Georgia has administered about 22,300 second doses of the vaccine, according to Centers for Disease Control and Prevention data. That’s a tiny fraction of the 485,000 doses that the state vaccine dashboard shows Georgia providers have administered so far.
As of Tuesday, Georgia’s rate of second vaccinations — 210 per 100,000 residents — was the second-lowest rate of any state, the CDC data shows. Only Ohio had a lower rate, with 116 per 100,000 residents.
At the appropriations hearing Tuesday, Commissioner Toomey blamed the problems in part on not getting enough doses. “The hang-up now is the allocation is so slow,” Dr. Toomey said. “We’ve been getting 80,000 doses a week and that’s not much for a state with 11 million people.”

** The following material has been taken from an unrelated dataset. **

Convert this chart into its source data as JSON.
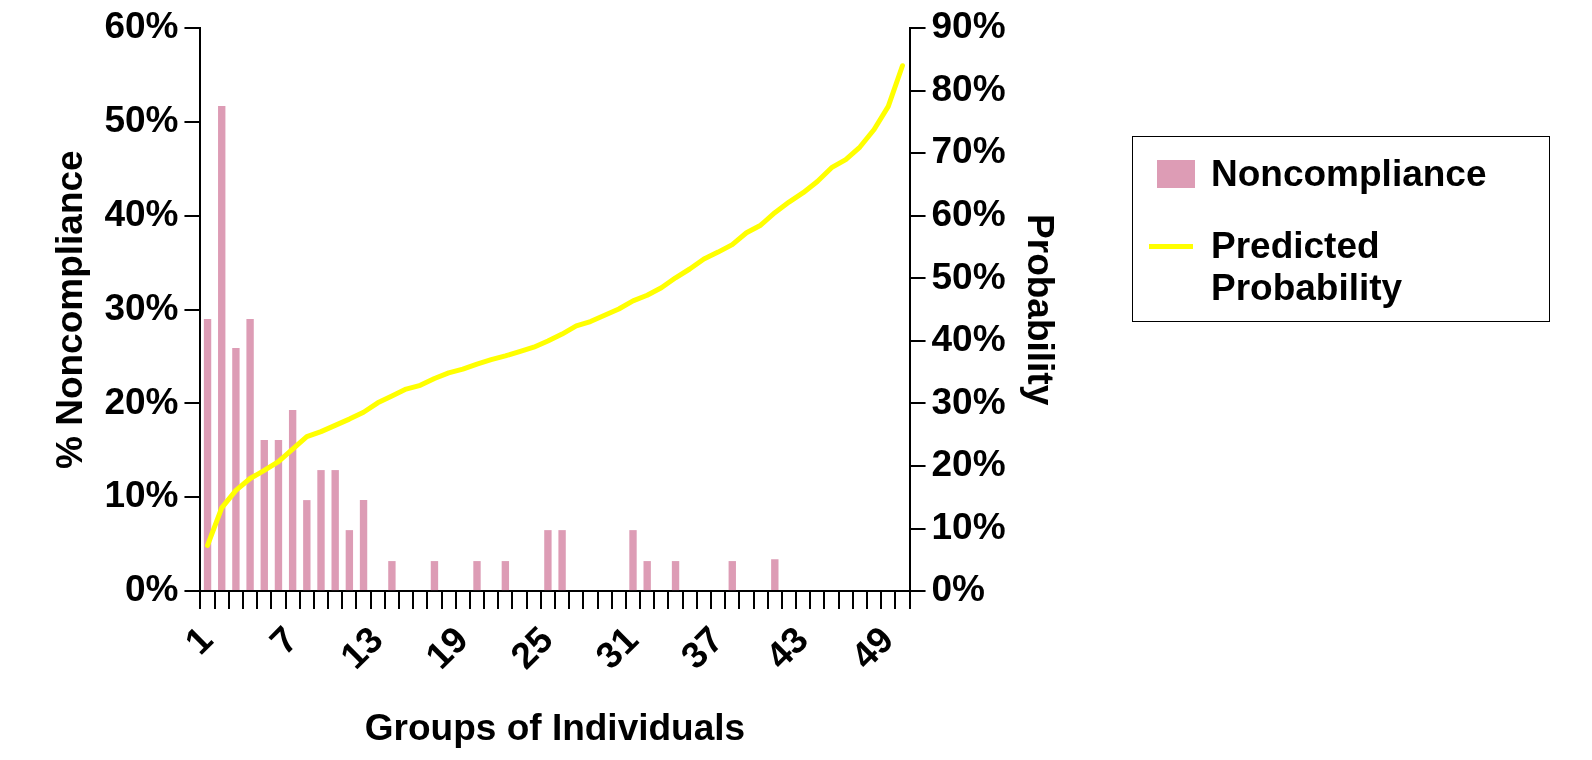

She also said that 800 doses of the Moderna vaccine arrived in Georgia yesterday already thawed out. Once thawed, the vaccines must be used in a few hours.
Toomey acknowledged “tremendous frustration” in making appointments, saying the performance of its 18 call centers hasn’t been “optimal.” She said her department thought the same web-based system used to make appointments for COVID tests would work for vaccine appointments, but demand proved too overwhelming.
Staff Writer Alan Judd contributed to this story.